Olsen v. Harbison: Litigation Privilege Bars Fee Claim by One Co-counsel Against the Other


The California Court of Appeal has published another decision pertaining to the division of fees between attorneys who jointly represent a client. On this occasion, the Court of Appeal held that one of the attorneys was not required to share the fee with the other attorney who had been fired by the client.

A client retained an attorney to represent her in a personal injury action. After filing the action, the attorney engaged another lawyer to help him prosecute the case. The client signed a fee agreement acknowledging the agreement between the attorneys as to how they would split the fees. Shortly thereafter, the client fired her initial lawyer.

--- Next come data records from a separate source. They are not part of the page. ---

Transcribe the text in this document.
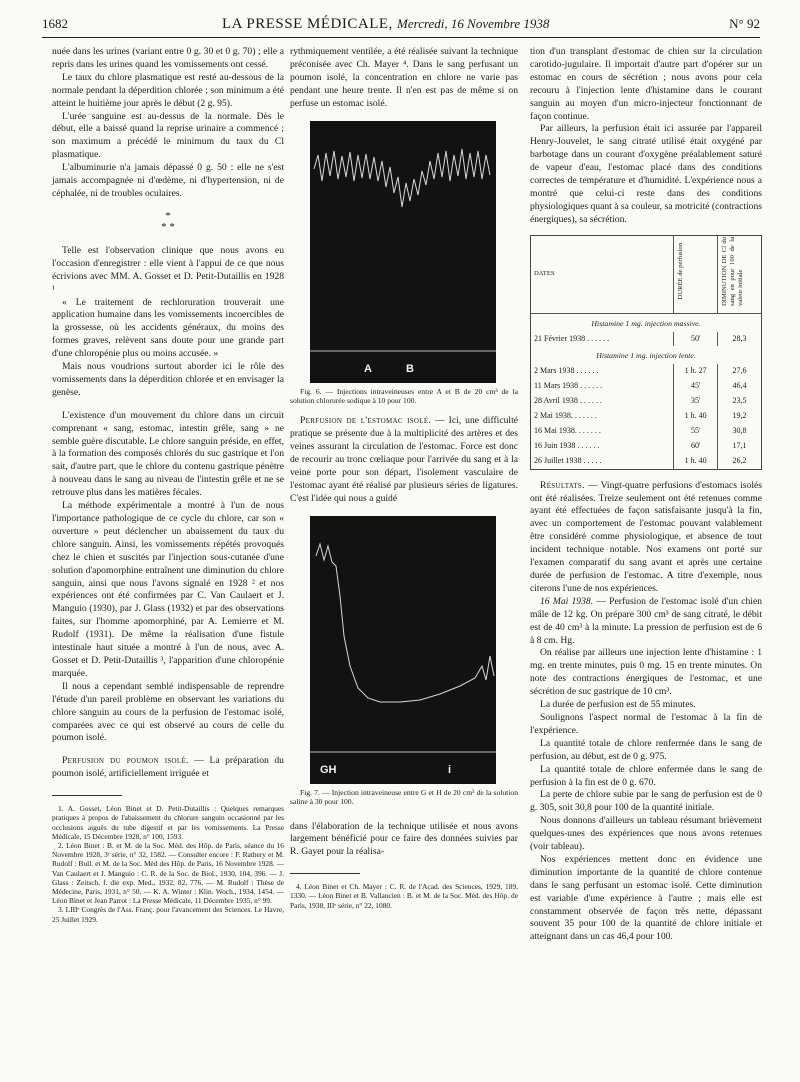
1682	LA PRESSE MÉDICALE, Mercredi, 16 Novembre 1938	N° 92

nuée dans les urines (variant entre 0 g. 30 et 0 g. 70) ; elle a repris dans les urines quand les vomissements ont cessé.

Le taux du chlore plasmatique est resté au-dessous de la normale pendant la déperdition chlorée ; son minimum a été atteint le huitième jour après le début (2 g. 95).

L'urée sanguine est au-dessus de la normale. Dès le début, elle a baissé quand la reprise urinaire a commencé ; son maximum a précédé le minimum du taux du Cl plasmatique.

L'albuminurie n'a jamais dépassé 0 g. 50 : elle ne s'est jamais accompagnée ni d'œdème, ni d'hypertension, ni de céphalée, ni de troubles oculaires.

*
* *

Telle est l'observation clinique que nous avons eu l'occasion d'enregistrer : elle vient à l'appui de ce que nous écrivions avec MM. A. Gosset et D. Petit-Dutaillis en 1928 ¹

« Le traitement de rechloruration trouverait une application humaine dans les vomissements incoercibles de la grossesse, où les accidents généraux, du moins des formes graves, relèvent sans doute pour une grande part d'une chloropénie plus ou moins accusée. »

Mais nous voudrions surtout aborder ici le rôle des vomissements dans la déperdition chlorée et en envisager la genèse.

L'existence d'un mouvement du chlore dans un circuit comprenant « sang, estomac, intestin grêle, sang » ne semble guère discutable. Le chlore sanguin préside, en effet, à la formation des composés chlorés du suc gastrique et l'on sait, d'autre part, que le chlore du contenu gastrique pénètre à nouveau dans le sang au niveau de l'intestin grêle et ne se retrouve plus dans les matières fécales.

La méthode expérimentale a montré à l'un de nous l'importance pathologique de ce cycle du chlore, car son « ouverture » peut déclencher un abaissement du taux du chlore sanguin. Ainsi, les vomissements répétés provoqués chez le chien et suscités par l'injection sous-cutanée d'une solution d'apomorphine entraînent une diminution du chlore sanguin, ainsi que nous l'avons signalé en 1928 ² et nos expériences ont été confirmées par C. Van Caulaert et J. Manguio (1930), par J. Glass (1932) et par des observations faites, sur l'homme apomorphiné, par A. Lemierre et M. Rudolf (1931). De même la réalisation d'une fistule intestinale haut située a montré à l'un de nous, avec A. Gosset et D. Petit-Dutaillis ³, l'apparition d'une chloropénie marquée.

Il nous a cependant semblé indispensable de reprendre l'étude d'un pareil problème en observant les variations du chlore sanguin au cours de la perfusion de l'estomac isolé, comparées avec ce qui est observé au cours de celle du poumon isolé.

Perfusion du poumon isolé. — La préparation du poumon isolé, artificiellement irriguée et

1. A. Gosset, Léon Binet et D. Petit-Dutaillis : Quelques remarques pratiques à propos de l'abaissement du chlorure sanguin occasionné par les occlusions aiguës du tube digestif et par les vomissements. La Presse Médicale, 15 Décembre 1928, n° 100, 1593.

2. Léon Binet : B. et M. de la Soc. Méd. des Hôp. de Paris, séance du 16 Novembre 1928, 3ᵉ série, n° 32, 1582. — Consulter encore : F. Rathery et M. Rudolf : Bull. et M. de la Soc. Méd des Hôp. de Paris, 16 Novembre 1928. — Van Caulaert et J. Manguio : C. R. de la Soc. de Biol., 1930, 104, 396. — J. Glass : Zeitsch. f. die exp. Med., 1932, 82, 776. — M. Rudolf : Thèse de Médecine, Paris, 1931, n° 50. — K. A. Winter : Klin. Woch., 1934, 1454. — Léon Binet et Jean Parrot : La Presse Médicale, 11 Décembre 1935, n° 99.

3. LIIIᵉ Congrès de l'Ass. Franç. pour l'avancement des Sciences. Le Havre, 25 Juillet 1929.

rythmiquement ventilée, a été réalisée suivant la technique préconisée avec Ch. Mayer ⁴. Dans le sang perfusant un poumon isolé, la concentration en chlore ne varie pas pendant une heure trente. Il n'en est pas de même si on perfuse un estomac isolé.

A	B

Fig. 6. — Injections intraveineuses entre A et B de 20 cm³ de la solution chlorurée sodique à 10 pour 100.

Perfusion de l'estomac isolé. — Ici, une difficulté pratique se présente due à la multiplicité des artères et des veines assurant la circulation de l'estomac. Force est donc de recourir au tronc cœliaque pour l'arrivée du sang et à la veine porte pour son départ, l'isolement vasculaire de l'estomac ayant été réalisé par plusieurs séries de ligatures. C'est l'idée qui nous a guidé

GH	i

Fig. 7. — Injection intraveineuse entre G et H de 20 cm³ de la solution saline à 30 pour 100.

dans l'élaboration de la technique utilisée et nous avons largement bénéficié pour ce faire des données suivies par R. Gayet pour la réalisa-

4. Léon Binet et Ch. Mayer : C. R. de l'Acad. des Sciences, 1929, 189, 1330. — Léon Binet et B. Vallancien : B. et M. de la Soc. Méd. des Hôp. de Paris, 1938, IIIᵉ série, n° 22, 1080.

tion d'un transplant d'estomac de chien sur la circulation carotido-jugulaire. Il importait d'autre part d'opérer sur un estomac en cours de sécrétion ; nous avons pour cela recouru à l'injection lente d'histamine dans le courant sanguin au moyen d'un micro-injecteur fonctionnant de façon continue.

Par ailleurs, la perfusion était ici assurée par l'appareil Henry-Jouvelet, le sang citraté utilisé était oxygéné par barbotage dans un courant d'oxygène préalablement saturé de vapeur d'eau, l'estomac placé dans des conditions correctes de température et d'humidité. L'expérience nous a montré que celui-ci reste dans des conditions physiologiques quant à sa couleur, sa motricité (contractions énergiques), sa sécrétion.

DATES	DURÉE de perfusion	DIMINUTION DE Cl du sang en pour 100 de la valeur initiale
Histamine 1 mg. injection massive.		
21 Février 1938 . . . . . .	50'	28,3
Histamine 1 mg. injection lente.		
2 Mars 1938 . . . . . .	1 h. 27	27,6
11 Mars 1938 . . . . . .	45'	46,4
28 Avril 1938 . . . . . .	35'	23,5
2 Mai 1938. . . . . . .	1 h. 40	19,2
16 Mai 1938. . . . . . .	55'	30,8
16 Juin 1938 . . . . . .	60'	17,1
26 Juillet 1938 . . . . .	1 h. 40	26,2

Résultats. — Vingt-quatre perfusions d'estomacs isolés ont été réalisées. Treize seulement ont été retenues comme ayant été effectuées de façon satisfaisante jusqu'à la fin, avec un comportement de l'estomac pouvant valablement être considéré comme physiologique, et absence de tout incident technique notable. Nos examens ont porté sur l'examen comparatif du sang avant et après une certaine durée de perfusion de l'estomac. A titre d'exemple, nous citerons l'une de nos expériences.

16 Mai 1938. — Perfusion de l'estomac isolé d'un chien mâle de 12 kg. On prépare 300 cm³ de sang citraté, le débit est de 40 cm³ à la minute. La pression de perfusion est de 6 à 8 cm. Hg.

On réalise par ailleurs une injection lente d'histamine : 1 mg. en trente minutes, puis 0 mg. 15 en trente minutes. On note des contractions énergiques de l'estomac, et une sécrétion de suc gastrique de 10 cm³.

La durée de perfusion est de 55 minutes.

Soulignons l'aspect normal de l'estomac à la fin de l'expérience.

La quantité totale de chlore renfermée dans le sang de perfusion, au début, est de 0 g. 975.

La quantité totale de chlore enfermée dans le sang de perfusion à la fin est de 0 g. 670.

La perte de chlore subie par le sang de perfusion est de 0 g. 305, soit 30,8 pour 100 de la quantité initiale.

Nous donnons d'ailleurs un tableau résumant brièvement quelques-unes des expériences que nous avons retenues (voir tableau).

Nos expériences mettent donc en évidence une diminution importante de la quantité de chlore contenue dans le sang perfusant un estomac isolé. Cette diminution est variable d'une expérience à l'autre ; mais elle est constamment observée de façon très nette, dépassant souvent 35 pour 100 de la quantité de chlore initiale et atteignant dans un cas 46,4 pour 100.
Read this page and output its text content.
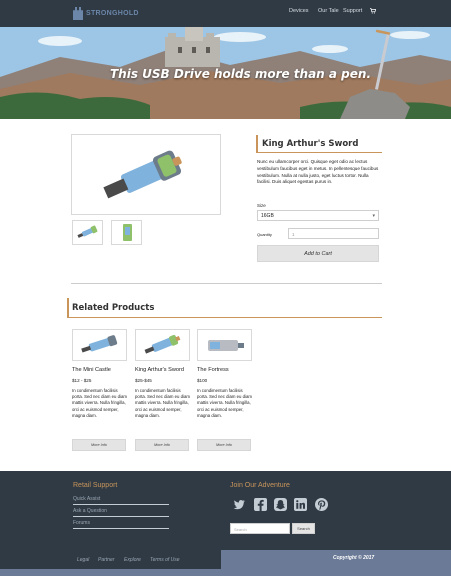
STRONGHOLD	Devices Our Tale Support
This USB Drive holds more than a pen.
King Arthur's Sword

Nunc eu ullamcorper orci. Quisque eget odio ac lectus vestibulum faucibus eget in metus. In pellentesque faucibus vestibulum. Nulla at nulla justo, eget luctus tortor. Nulla facilisi. Duis aliquet egestas purus in.

Size
16GB	▾
Quantity	1
Add to Cart
Related Products
The Mini Castle
$12 - $25
In condimentum facilisis porta. Sed nec diam eu diam mattis viverra. Nulla fringilla, orci ac euismod semper, magna diam.
More Info
King Arthur's Sword
$25-$45
In condimentum facilisis porta. Sed nec diam eu diam mattis viverra. Nulla fringilla, orci ac euismod semper, magna diam.
More Info
The Fortress
$100
In condimentum facilisis porta. Sed nec diam eu diam mattis viverra. Nulla fringilla, orci ac euismod semper, magna diam.
More Info
Retail Support
Quick Assist
Ask a Question
Forums
Join Our Adventure
Search	Search
Legal Partner Explore Terms of Use	Copyright © 2017
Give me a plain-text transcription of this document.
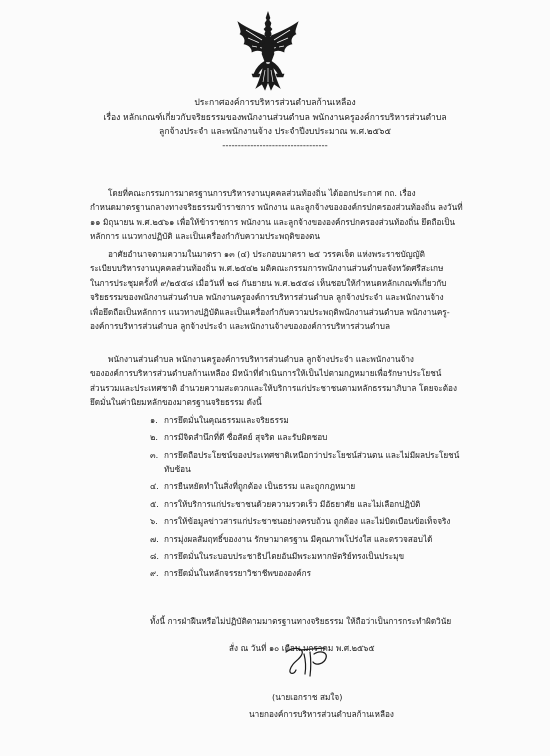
ประกาศองค์การบริหารส่วนตำบลก้านเหลือง
เรื่อง หลักเกณฑ์เกี่ยวกับจริยธรรมของพนักงานส่วนตำบล พนักงานครูองค์การบริหารส่วนตำบล
ลูกจ้างประจำ และพนักงานจ้าง ประจำปีงบประมาณ พ.ศ.๒๕๖๕
----------------------------------
โดยที่คณะกรรมการมาตรฐานการบริหารงานบุคคลส่วนท้องถิ่น ได้ออกประกาศ กถ. เรื่อง
กำหนดมาตรฐานกลางทางจริยธรรมข้าราชการ พนักงาน และลูกจ้างขององค์กรปกครองส่วนท้องถิ่น ลงวันที่
๑๑ มิถุนายน พ.ศ.๒๕๖๑ เพื่อให้ข้าราชการ พนักงาน และลูกจ้างขององค์กรปกครองส่วนท้องถิ่น ยึดถือเป็น
หลักการ แนวทางปฏิบัติ และเป็นเครื่องกำกับความประพฤติของตน
อาศัยอำนาจตามความในมาตรา ๑๓ (๔) ประกอบมาตรา ๒๕ วรรคเจ็ด แห่งพระราชบัญญัติ
ระเบียบบริหารงานบุคคลส่วนท้องถิ่น พ.ศ.๒๕๔๒ มติคณะกรรมการพนักงานส่วนตำบลจังหวัดศรีสะเกษ
ในการประชุมครั้งที่ ๙/๒๕๕๘ เมื่อวันที่ ๒๘ กันยายน พ.ศ.๒๕๕๘ เห็นชอบให้กำหนดหลักเกณฑ์เกี่ยวกับ
จริยธรรมของพนักงานส่วนตำบล พนักงานครูองค์การบริหารส่วนตำบล ลูกจ้างประจำ และพนักงานจ้าง
เพื่อยึดถือเป็นหลักการ แนวทางปฏิบัติและเป็นเครื่องกำกับความประพฤติพนักงานส่วนตำบล พนักงานครู-
องค์การบริหารส่วนตำบล ลูกจ้างประจำ และพนักงานจ้างขององค์การบริหารส่วนตำบล
พนักงานส่วนตำบล พนักงานครูองค์การบริหารส่วนตำบล ลูกจ้างประจำ และพนักงานจ้าง
ขององค์การบริหารส่วนตำบลก้านเหลือง มีหน้าที่ดำเนินการให้เป็นไปตามกฎหมายเพื่อรักษาประโยชน์
ส่วนรวมและประเทศชาติ อำนวยความสะดวกและให้บริการแก่ประชาชนตามหลักธรรมาภิบาล โดยจะต้อง
ยึดมั่นในค่านิยมหลักของมาตรฐานจริยธรรม ดังนี้
๑. การยึดมั่นในคุณธรรมและจริยธรรม
๒. การมีจิตสำนึกที่ดี ซื่อสัตย์ สุจริต และรับผิดชอบ
๓. การยึดถือประโยชน์ของประเทศชาติเหนือกว่าประโยชน์ส่วนตน และไม่มีผลประโยชน์
ทับซ้อน
๔. การยืนหยัดทำในสิ่งที่ถูกต้อง เป็นธรรม และถูกกฎหมาย
๕. การให้บริการแก่ประชาชนด้วยความรวดเร็ว มีอัธยาศัย และไม่เลือกปฏิบัติ
๖. การให้ข้อมูลข่าวสารแก่ประชาชนอย่างครบถ้วน ถูกต้อง และไม่บิดเบือนข้อเท็จจริง
๗. การมุ่งผลสัมฤทธิ์ของงาน รักษามาตรฐาน มีคุณภาพโปร่งใส และตรวจสอบได้
๘. การยึดมั่นในระบอบประชาธิปไตยอันมีพระมหากษัตริย์ทรงเป็นประมุข
๙. การยึดมั่นในหลักจรรยาวิชาชีพขององค์กร
ทั้งนี้ การฝ่าฝืนหรือไม่ปฏิบัติตามมาตรฐานทางจริยธรรม ให้ถือว่าเป็นการกระทำผิดวินัย
สั่ง ณ วันที่ ๑๐ เดือน มกราคม พ.ศ.๒๕๖๕
(นายเอกราช สมใจ)
นายกองค์การบริหารส่วนตำบลก้านเหลือง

The second lawyer prosecuted the case to a settlement of $775,000, whereupon the initial lawyer sued his former co-counsel for his share of the fees.

The trial court rejected each theory alleged by the aggrieved attorney, which included quantum meruit, breach of contract, fraud and deceit, intentional interference with contractual relationship and imposition of constructive trust. In an opinion ordered published on December 28, 2010, the California Court of Appeal (Third Appellate District) affirmed in all respects. Olsen v. Harbison, 10 C.D.O.S. 16041.

As to the quantum meruit claim, the Court of Appeal held that any such claim should have been brought against the client, as the services at issue were rendered to the client, not the co-counsel. Although there have been cases approving a quantum meruit action between co-counsel, that was in situations in which the client had not approved the fee agreement. When the client had in effect a direct relationship with both lawyers and had approved their fee agreement, a claim for quantum meruit must be directed against the client.